Хазарский оборотень. Роман - страница 23
– Не надо, сынок. Пусть утихнет огонь. Пора и ко сну отойти, мне на рассвете на ловы уходить. Тебе же на двор боярский возвращаться. Служи боярину, два года еще потерпеть осталось, а там видно будет.
– Хорошо, отец, воля твоя.
– Вот и ладно.
Той летней ночью на пути к ночлегу, что был приготовлен Ставру на гумне у рыбацкой избушки, Боян остановился и снял с себя мешочек, сшитый из оленьей кожи и украшенный стеклянным бисером. Протянул вещицу Ставру.
– Возьми.
– Что это? Зачем?
– Надо, – голос отца звучал решительно и неожиданно сурово, – Ты должен взять. Тебе семнадцать. Я убил его, когда мне было столько же. Это случилось на Воловьем озере. Медведь напал на меня, когда мы с твоим дедом Тудором расставляли борти на ухожье. Зверь ударил Тудора и сбил его наземь, сломал рогатину, зацепил когтем. Кровь залила лицо твоего деда. Он звал меня. Я не опоздал. Когда медведь встал на задние лапы, чтобы обрушиться на меня, я ударил его ножом в сердце.
Поверженный зверь долго помирал, бился в агонии, смерть никак не брала окаянного, вспоминал Боян. Пришлось размозжить его череп камнем. Только тогда хищник испустил дух. Череп хозяина чащобы бортники принесли в жертву богам, а медвежьи клыки стали с того дня защищать тех, кто сокрушил лесного великана. Боян утверждал, что именно этот амулет помог ему в день страшного пожара, испепелившего придвинское ухожье бортников.

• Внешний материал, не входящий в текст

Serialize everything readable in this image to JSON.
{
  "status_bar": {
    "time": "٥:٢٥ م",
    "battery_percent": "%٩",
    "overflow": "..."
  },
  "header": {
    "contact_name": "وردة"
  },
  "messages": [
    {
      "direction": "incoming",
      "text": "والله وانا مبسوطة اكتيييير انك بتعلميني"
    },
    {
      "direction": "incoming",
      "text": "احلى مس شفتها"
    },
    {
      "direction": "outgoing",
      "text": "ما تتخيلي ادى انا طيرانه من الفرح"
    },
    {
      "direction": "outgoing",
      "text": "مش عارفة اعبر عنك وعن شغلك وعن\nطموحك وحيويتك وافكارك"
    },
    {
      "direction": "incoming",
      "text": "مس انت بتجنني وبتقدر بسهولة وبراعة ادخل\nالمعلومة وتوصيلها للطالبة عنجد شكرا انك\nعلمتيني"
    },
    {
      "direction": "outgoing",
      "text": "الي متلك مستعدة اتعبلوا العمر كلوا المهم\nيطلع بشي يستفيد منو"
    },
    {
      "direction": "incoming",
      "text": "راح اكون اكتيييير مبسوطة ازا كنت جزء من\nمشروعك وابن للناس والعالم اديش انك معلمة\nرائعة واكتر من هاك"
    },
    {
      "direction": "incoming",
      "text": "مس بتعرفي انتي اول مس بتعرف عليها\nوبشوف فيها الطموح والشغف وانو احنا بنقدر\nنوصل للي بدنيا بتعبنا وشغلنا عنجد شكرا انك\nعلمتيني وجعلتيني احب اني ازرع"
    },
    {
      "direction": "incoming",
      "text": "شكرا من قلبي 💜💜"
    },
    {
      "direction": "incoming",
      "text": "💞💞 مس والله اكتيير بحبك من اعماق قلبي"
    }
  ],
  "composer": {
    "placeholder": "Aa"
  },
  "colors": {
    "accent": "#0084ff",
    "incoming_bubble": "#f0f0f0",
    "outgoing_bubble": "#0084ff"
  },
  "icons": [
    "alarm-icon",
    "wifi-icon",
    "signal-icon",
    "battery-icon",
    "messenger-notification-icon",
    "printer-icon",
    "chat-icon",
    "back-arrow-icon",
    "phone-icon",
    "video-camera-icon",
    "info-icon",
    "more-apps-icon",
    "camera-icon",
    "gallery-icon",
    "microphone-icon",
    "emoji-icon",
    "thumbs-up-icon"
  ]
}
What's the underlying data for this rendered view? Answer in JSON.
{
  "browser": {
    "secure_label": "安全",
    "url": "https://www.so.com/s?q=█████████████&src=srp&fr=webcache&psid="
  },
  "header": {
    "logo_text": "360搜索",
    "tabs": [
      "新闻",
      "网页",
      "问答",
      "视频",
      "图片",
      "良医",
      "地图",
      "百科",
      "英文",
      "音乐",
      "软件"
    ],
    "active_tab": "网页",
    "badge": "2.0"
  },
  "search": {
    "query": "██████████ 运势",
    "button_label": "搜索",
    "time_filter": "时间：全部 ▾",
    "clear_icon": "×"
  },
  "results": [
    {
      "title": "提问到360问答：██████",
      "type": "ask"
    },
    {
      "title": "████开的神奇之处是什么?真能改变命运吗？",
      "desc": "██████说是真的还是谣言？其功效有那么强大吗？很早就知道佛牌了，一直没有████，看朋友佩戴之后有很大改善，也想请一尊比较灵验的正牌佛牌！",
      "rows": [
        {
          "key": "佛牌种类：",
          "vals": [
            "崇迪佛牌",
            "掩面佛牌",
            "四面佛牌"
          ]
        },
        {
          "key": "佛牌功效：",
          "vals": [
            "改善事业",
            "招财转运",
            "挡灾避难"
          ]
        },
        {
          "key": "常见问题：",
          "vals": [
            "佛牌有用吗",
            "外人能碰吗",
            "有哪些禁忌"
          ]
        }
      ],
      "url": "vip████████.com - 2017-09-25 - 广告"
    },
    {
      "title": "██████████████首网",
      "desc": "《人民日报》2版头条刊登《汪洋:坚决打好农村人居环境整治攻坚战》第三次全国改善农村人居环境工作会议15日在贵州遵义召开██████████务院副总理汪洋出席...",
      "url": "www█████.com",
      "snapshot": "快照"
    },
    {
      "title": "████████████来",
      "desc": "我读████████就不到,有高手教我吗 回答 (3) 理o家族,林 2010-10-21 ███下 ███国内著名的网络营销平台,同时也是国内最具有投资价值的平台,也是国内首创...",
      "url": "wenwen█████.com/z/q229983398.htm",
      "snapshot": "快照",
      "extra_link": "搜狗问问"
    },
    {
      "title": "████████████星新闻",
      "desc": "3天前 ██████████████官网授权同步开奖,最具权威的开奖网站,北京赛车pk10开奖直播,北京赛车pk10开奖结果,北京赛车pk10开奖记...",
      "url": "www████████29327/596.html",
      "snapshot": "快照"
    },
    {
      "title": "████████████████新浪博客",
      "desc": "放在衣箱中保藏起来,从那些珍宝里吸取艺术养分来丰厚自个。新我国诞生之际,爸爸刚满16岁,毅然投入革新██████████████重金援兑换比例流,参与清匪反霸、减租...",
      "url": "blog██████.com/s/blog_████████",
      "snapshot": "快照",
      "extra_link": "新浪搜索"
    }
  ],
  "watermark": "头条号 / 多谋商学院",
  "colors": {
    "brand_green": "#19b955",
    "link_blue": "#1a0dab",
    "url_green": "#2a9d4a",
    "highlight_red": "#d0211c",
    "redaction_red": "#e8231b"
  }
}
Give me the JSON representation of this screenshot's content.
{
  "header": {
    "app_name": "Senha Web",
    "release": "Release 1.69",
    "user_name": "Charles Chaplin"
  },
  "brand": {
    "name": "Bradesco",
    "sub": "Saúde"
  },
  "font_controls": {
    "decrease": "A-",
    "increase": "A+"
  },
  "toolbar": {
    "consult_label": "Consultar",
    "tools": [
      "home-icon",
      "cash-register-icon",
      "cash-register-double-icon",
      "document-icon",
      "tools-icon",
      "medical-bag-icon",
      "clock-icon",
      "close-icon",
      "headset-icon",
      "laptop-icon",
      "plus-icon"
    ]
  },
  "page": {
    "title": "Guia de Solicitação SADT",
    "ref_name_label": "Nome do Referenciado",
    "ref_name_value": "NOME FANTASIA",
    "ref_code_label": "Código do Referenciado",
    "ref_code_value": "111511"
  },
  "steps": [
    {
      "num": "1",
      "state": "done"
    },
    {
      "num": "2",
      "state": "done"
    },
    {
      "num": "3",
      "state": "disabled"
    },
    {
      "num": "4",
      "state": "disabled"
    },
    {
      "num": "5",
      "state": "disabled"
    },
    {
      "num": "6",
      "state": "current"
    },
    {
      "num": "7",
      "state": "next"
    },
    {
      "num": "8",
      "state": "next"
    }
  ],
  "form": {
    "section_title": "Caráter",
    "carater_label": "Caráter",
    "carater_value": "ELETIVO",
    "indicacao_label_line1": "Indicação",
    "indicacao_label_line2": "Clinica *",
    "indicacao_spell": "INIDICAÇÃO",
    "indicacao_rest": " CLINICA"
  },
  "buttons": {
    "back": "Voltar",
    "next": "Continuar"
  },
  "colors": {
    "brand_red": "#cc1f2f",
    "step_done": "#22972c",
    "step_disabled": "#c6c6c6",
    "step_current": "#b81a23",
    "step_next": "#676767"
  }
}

Передав амулет, Боян спросил сына, задумчиво глядя на сверкающие звезды.
– Береги себя, Ставр.
– Хорошо, отец. Но почему…
– Не спрашивай ни о чем. Просто обещай.
– Хорошо. Но что мне обещать тебе?
– Что будешь жить. Во что бы то ни стало. Чтобы сберечь не только себя, но мать и сестру.
– Да, отец. Клянусь.
В прошлом остались та летняя ночь, Боян, заветы его. Незадолго до рассвета, мокрый от осенней росы, Ставр проснулся на бугре у Двины, будто кто-то толкнул его в плечо. Он оглянулся. Никого рядом с ним не было. Над рекой колыхалась молочная стена. Туман, плотный и вязкий, окутал землю, ожидая, когда Ярило растопит его своими золотыми лучами.
Из молочной стены вышла, пошатываясь, Малуша. Подала сыну холстину.
– Лепешки. Тебе пора, сынок. Скоро светает.
– Отец… я говорил с ним, матушка. Тогда, летом…
– Я знаю. Помни о том, что он сказал. Но берегись и будь осторожен. На боярском дворе много врагов. Сильные люди погубили Бояна. Трудно тебе будет. А теперь ступай, найди супостата…
– Но кто он? Радомер? А, может, жрец Светозар? Ведовством напустил на нас лесной пожар? Скажи, матушка! Он?
– Не знаю, сынок. Молись о душе Бояна. Светлые боги помогут найти убийц. Ступай.
Поклонившись матери, Ставр пошел над Двиной. Оглянулся. Малуша стояла у реки на тропе, по которой однажды ушел в предрассветный сумрак отец. У берега колыхался на волне привязанный к колышку челн. Боян выдолбил его из цельного дуба давным-давно своими руками. Вечером прошлого дня Ставр сложил в него собранный невод.
– Невод продай, матушка, рыбарям в Экимань, – сказал сын бортника. Малуша согласно кивнула, махнув рукой.
Белую рубаху Малуши рвал предрассветный ветер. Её тело казалось Ставру невесомым, сотканным из тумана, из тонкого марева, что плыло над темной водой. Вихрь, внезапный, сильный, озорной, вот-вот мог подхватить её, легкую, ранимую. И ему стало страшно оттого, что он может потерять мать навсегда. Так, как и отца. Нет, он, Ставр, сын бортника Бояна, не позволит не унести ветрам зыбкое туманное видение прочь, в дальние дали, туда, где темнели за Двиной черные леса.